Manolo. Il Racconto delle Dolomiti

Mercoledì 1 agosto alle ore 14.00 il Rifugio Giovanni Pedrotti alla Rosetta, sarà il palcoscenico straordinario di Maurizio Zanolla, meglio conosciuto come Manolo. Uno dei pionieri dell’arrampicata libera e protagonista della scena free climbing nazionale e internazionale, Manolo darà voce ad uno dei progetti speciali de I Suoni delle Dolomiti raccontando il percorso tecnico e umano che ha legato o meglio fissato come magnesio sulla roccia la sua vita alla montagna.

Un’esistenza dedicata alla roccia: una passione totale, vissuta attraverso il corpo che diventa il tempio della perfezione dove ogni muscolo è teso ed allenato all’inverosimile per raggiungere l’eleganza assoluta del gesto tecnico, ma anche attraverso l’interpretazione personalissima, filosofica e romantica della montagna.

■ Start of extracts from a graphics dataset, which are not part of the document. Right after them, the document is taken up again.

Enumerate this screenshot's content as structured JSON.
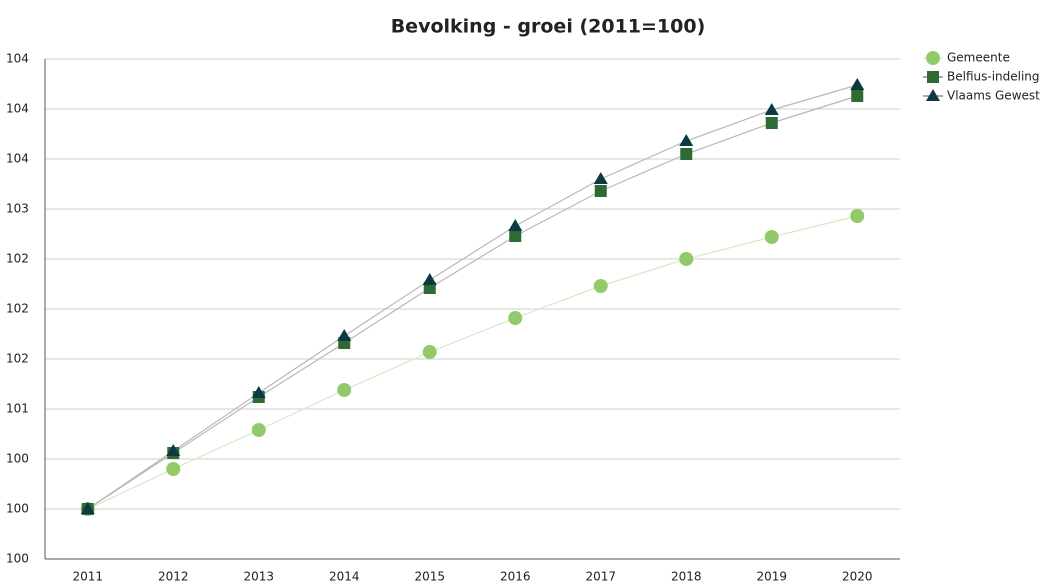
{
  "chart_data": {
    "type": "line",
    "title": "Bevolking - groei (2011=100)",
    "categories": [
      "2011",
      "2012",
      "2013",
      "2014",
      "2015",
      "2016",
      "2017",
      "2018",
      "2019",
      "2020"
    ],
    "series": [
      {
        "name": "Gemeente",
        "color": "#92c96a",
        "line_color": "#d8e8c4",
        "marker": "circle",
        "values": [
          100,
          100.4,
          100.79,
          101.19,
          101.57,
          101.91,
          102.23,
          102.5,
          102.72,
          102.93
        ]
      },
      {
        "name": "Belfius-indeling",
        "color": "#2e6b34",
        "line_color": "#b8b8b8",
        "marker": "square",
        "values": [
          100,
          100.56,
          101.12,
          101.66,
          102.21,
          102.73,
          103.18,
          103.55,
          103.86,
          104.13
        ]
      },
      {
        "name": "Vlaams Gewest",
        "color": "#0d3a40",
        "line_color": "#b8b8b8",
        "marker": "triangle",
        "values": [
          100,
          100.58,
          101.16,
          101.73,
          102.29,
          102.83,
          103.3,
          103.68,
          103.99,
          104.24
        ]
      }
    ],
    "ylim": [
      99.5,
      104.5
    ],
    "yticks": [
      {
        "value": 99.5,
        "label": "100"
      },
      {
        "value": 100,
        "label": "100"
      },
      {
        "value": 100.5,
        "label": "100"
      },
      {
        "value": 101,
        "label": "101"
      },
      {
        "value": 101.5,
        "label": "102"
      },
      {
        "value": 102,
        "label": "102"
      },
      {
        "value": 102.5,
        "label": "102"
      },
      {
        "value": 103,
        "label": "103"
      },
      {
        "value": 103.5,
        "label": "104"
      },
      {
        "value": 104,
        "label": "104"
      },
      {
        "value": 104.5,
        "label": "104"
      }
    ],
    "grid": true,
    "legend": "top-right"
  }
}
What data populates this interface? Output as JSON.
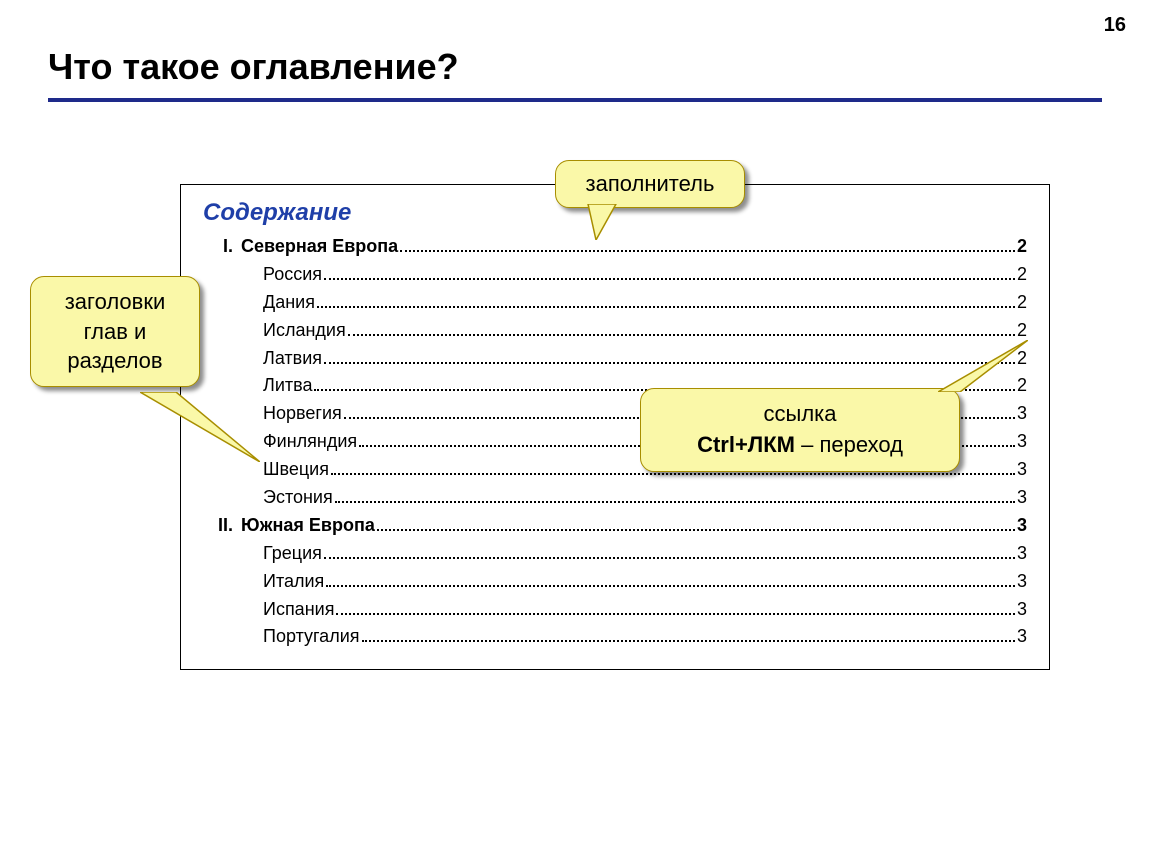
{
  "page_number": "16",
  "title": "Что такое оглавление?",
  "colors": {
    "rule": "#1e2a8a",
    "toc_title": "#1f3fa8",
    "callout_bg": "#faf8a8",
    "callout_border": "#a88e00",
    "callout_shadow": "rgba(0,0,0,0.45)"
  },
  "toc": {
    "title": "Содержание",
    "sections": [
      {
        "num": "I.",
        "label": "Северная Европа",
        "page": "2",
        "items": [
          {
            "label": "Россия",
            "page": "2"
          },
          {
            "label": "Дания",
            "page": "2"
          },
          {
            "label": "Исландия",
            "page": "2"
          },
          {
            "label": "Латвия",
            "page": "2"
          },
          {
            "label": "Литва",
            "page": "2"
          },
          {
            "label": "Норвегия",
            "page": "3"
          },
          {
            "label": "Финляндия",
            "page": "3"
          },
          {
            "label": "Швеция",
            "page": "3"
          },
          {
            "label": "Эстония",
            "page": "3"
          }
        ]
      },
      {
        "num": "II.",
        "label": "Южная Европа",
        "page": "3",
        "items": [
          {
            "label": "Греция",
            "page": "3"
          },
          {
            "label": "Италия",
            "page": "3"
          },
          {
            "label": "Испания",
            "page": "3"
          },
          {
            "label": "Португалия",
            "page": "3"
          }
        ]
      }
    ]
  },
  "callouts": {
    "filler": {
      "text": "заполнитель"
    },
    "headings": {
      "line1": "заголовки",
      "line2": "глав и",
      "line3": "разделов"
    },
    "link": {
      "line1": "ссылка",
      "line2_a": "Ctrl+ЛКМ",
      "line2_b": " – переход"
    }
  }
}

Un personaggio diviso tra pubblico e privato, tra il mito e la fama che accompagna “il mago” e la propensione ad una dimensione intima e purista di un climber che riesce ad emozionarsi come un bambino ad ogni nuovo tiro, di fronte allo spettacolo struggente della natura, di un’enrosadira o di un’alba luminosa condivisa con un amico.
Manolo incarna la pura idea del free climbing, ha fatto la storia dell’arrampicata libera spingendo costantemente le sue capacità oltre i propri limiti: appigli sempre più piccoli pareti sempre più verticali. La scalata diventa studio e progettazione meticolosa, la parete un foglio bianco su cui scrivere nuovi racconti.

La sua storia è diventata anche un film dal titolo “Verticalmente démodé” di Davide Carrari: Manolo, interpreta la sua arrampicata démodé e vince la Genziana d’oro del 60° TrentoFilmFestival 2012. Nuovi traguardi, nuovi orizzonti.
Manolo sarà pure démodé, ma come diceva Coco Chanel la moda passa ma lo stile resta.